Why Shaped Boards Making a Comeback?
It may very well be the enduring archetype of skateboard shapes, but that does in no way mean all skater’s boards are the same. Each skater tailors their board to their specific needs, with any minor millimeter making a huge substantial difference. Even moreso, skateboarding has seen a revival of unique skate shapes, as more and more skaters ride shaped boards found in past decades.
With skateboarding reaching such tremendous heights in terms of skill and death-defying athleticism, the artists and passion seekers have reclaimed their identity within skating by looking back into the past.. What does that mean exactly? Well, not everyone can identify with a 19-year old skater throwing backside lipslides down an 18-stair handrail. So naturally, they are not impacted by those trends, and understandably, they are thus not going to follow any trends that don’t impact their skating.

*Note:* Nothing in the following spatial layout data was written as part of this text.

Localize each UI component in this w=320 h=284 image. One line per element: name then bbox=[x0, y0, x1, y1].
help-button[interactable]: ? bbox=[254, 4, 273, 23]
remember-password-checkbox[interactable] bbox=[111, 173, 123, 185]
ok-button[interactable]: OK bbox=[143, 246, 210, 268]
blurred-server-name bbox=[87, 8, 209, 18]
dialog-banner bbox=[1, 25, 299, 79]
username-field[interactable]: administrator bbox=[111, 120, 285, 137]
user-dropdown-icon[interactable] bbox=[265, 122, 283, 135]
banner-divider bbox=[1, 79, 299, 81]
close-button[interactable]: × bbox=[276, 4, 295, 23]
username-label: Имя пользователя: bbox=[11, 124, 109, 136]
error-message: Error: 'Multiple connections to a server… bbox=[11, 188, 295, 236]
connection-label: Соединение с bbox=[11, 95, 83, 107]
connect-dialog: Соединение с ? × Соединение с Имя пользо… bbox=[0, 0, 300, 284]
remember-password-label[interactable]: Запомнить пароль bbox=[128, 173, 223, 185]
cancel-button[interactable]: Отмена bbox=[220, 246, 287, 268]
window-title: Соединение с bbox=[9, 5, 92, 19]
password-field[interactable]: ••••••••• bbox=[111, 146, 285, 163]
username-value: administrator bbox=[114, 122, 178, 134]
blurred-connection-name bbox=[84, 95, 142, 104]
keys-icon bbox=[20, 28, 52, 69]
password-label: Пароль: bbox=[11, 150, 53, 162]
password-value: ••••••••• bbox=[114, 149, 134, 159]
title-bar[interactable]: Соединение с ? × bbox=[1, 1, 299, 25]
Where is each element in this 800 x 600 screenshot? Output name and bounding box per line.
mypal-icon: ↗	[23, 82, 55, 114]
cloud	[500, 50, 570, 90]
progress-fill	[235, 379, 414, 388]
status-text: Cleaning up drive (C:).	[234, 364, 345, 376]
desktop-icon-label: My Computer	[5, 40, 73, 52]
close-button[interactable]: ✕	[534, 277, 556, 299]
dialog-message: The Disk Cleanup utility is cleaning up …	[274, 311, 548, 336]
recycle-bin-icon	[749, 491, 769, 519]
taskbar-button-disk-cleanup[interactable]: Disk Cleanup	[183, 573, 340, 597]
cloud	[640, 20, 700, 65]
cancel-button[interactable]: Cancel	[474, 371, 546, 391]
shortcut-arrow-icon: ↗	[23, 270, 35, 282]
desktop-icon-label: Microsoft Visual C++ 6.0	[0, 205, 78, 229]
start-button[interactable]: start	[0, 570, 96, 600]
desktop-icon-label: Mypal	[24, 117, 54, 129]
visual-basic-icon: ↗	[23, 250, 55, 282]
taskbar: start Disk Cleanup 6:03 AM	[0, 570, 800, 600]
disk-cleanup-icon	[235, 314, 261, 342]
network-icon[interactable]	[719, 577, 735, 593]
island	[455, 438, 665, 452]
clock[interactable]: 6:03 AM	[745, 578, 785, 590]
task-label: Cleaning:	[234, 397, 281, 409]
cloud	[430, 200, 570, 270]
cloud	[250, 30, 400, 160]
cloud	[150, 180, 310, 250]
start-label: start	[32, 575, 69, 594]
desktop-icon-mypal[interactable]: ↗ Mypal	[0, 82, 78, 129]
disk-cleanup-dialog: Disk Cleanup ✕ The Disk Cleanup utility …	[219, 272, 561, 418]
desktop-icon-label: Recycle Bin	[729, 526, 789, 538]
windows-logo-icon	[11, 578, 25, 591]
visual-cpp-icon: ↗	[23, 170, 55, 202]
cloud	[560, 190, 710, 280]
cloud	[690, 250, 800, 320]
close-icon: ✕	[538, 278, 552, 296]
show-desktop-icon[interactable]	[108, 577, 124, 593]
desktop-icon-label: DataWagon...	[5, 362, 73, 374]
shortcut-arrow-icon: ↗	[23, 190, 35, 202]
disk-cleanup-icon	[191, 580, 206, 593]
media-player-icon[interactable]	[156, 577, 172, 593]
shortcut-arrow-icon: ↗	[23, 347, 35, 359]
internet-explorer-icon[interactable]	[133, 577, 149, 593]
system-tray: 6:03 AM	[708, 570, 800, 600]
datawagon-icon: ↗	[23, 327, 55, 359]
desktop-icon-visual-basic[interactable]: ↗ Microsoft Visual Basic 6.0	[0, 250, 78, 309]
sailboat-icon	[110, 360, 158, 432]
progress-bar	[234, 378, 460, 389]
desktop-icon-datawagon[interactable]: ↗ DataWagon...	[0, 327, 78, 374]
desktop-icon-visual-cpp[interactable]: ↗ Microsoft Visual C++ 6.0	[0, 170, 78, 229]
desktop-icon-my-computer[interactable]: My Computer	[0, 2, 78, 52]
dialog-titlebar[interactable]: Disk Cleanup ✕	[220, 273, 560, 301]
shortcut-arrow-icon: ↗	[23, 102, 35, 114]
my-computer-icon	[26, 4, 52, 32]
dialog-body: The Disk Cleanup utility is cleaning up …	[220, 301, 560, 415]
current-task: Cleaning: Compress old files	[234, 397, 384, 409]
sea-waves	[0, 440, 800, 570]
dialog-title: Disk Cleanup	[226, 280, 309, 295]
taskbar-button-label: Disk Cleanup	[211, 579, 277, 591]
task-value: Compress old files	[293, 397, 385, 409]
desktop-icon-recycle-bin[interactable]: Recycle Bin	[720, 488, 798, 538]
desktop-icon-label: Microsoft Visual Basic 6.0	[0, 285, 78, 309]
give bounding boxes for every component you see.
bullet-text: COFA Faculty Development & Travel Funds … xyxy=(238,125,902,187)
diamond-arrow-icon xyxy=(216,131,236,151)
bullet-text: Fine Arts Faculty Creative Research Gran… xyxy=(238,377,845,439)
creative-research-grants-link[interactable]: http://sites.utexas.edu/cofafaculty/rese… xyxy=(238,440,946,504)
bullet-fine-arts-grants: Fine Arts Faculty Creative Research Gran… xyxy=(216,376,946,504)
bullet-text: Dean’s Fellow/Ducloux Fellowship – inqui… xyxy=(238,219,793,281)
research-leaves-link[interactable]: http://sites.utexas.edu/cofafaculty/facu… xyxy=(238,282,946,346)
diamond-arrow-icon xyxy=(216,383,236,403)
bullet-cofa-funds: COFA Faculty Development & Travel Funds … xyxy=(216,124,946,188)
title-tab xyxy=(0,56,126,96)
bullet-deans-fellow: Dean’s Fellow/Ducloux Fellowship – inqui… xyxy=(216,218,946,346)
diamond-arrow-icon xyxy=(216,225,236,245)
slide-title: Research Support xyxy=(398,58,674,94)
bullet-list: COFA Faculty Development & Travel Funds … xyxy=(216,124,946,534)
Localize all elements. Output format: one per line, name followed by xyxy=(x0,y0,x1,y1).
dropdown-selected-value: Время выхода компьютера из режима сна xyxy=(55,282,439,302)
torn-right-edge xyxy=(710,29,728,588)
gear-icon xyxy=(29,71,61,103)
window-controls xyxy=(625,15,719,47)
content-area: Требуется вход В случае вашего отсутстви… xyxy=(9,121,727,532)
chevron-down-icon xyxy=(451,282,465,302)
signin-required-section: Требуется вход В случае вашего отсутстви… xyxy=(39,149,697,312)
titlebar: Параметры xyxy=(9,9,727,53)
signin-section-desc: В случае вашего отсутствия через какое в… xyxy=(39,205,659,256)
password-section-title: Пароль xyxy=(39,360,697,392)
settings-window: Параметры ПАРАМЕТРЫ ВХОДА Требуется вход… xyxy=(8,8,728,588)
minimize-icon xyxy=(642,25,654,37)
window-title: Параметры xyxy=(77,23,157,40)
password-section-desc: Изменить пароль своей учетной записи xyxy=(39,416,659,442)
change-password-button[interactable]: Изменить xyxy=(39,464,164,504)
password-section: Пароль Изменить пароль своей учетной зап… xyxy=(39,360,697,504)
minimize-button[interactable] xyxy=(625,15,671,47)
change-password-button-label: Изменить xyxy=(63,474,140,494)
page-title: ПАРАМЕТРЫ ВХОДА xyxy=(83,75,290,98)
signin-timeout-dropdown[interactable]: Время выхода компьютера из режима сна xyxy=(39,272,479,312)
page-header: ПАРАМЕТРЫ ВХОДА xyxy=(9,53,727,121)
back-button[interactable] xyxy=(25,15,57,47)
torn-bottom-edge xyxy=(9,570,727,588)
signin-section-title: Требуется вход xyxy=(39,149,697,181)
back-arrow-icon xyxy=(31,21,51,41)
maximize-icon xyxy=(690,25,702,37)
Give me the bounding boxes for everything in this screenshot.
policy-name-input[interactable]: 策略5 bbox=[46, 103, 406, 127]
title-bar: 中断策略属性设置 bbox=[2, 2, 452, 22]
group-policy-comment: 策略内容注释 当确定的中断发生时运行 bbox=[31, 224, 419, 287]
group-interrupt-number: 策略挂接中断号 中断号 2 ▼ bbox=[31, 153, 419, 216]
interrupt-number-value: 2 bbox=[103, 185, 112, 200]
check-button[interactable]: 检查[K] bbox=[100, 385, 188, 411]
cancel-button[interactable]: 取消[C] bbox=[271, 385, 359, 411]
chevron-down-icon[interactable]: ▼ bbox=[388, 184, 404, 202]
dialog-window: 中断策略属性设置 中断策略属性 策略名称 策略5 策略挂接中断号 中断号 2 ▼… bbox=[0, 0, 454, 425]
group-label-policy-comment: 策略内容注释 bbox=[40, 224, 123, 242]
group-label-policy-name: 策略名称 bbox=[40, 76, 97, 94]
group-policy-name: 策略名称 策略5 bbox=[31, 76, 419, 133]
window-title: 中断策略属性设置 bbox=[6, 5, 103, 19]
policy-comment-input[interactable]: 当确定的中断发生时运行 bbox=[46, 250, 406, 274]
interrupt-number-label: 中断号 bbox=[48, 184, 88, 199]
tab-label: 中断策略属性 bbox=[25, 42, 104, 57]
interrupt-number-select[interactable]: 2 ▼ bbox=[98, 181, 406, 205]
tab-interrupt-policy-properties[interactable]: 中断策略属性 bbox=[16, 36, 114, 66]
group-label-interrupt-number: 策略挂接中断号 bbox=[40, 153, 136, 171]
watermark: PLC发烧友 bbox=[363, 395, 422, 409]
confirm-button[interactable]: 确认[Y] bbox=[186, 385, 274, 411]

Skateboarders exude in their own skating what they love about skating, so naturally different people love different aspects and even eras of skating. It’s why every day when you go to a skatepark you will usually see at least one skater with a shaped board, one that looks straight out of 1996, and a few who have those fish boards with neon rails. If you’re in a larger city with older skaters, you’ll certainly see quite a bit more. Remember, skateboarding is all about living free. You can ride whatever board you want as long as you’re having a good time doing it.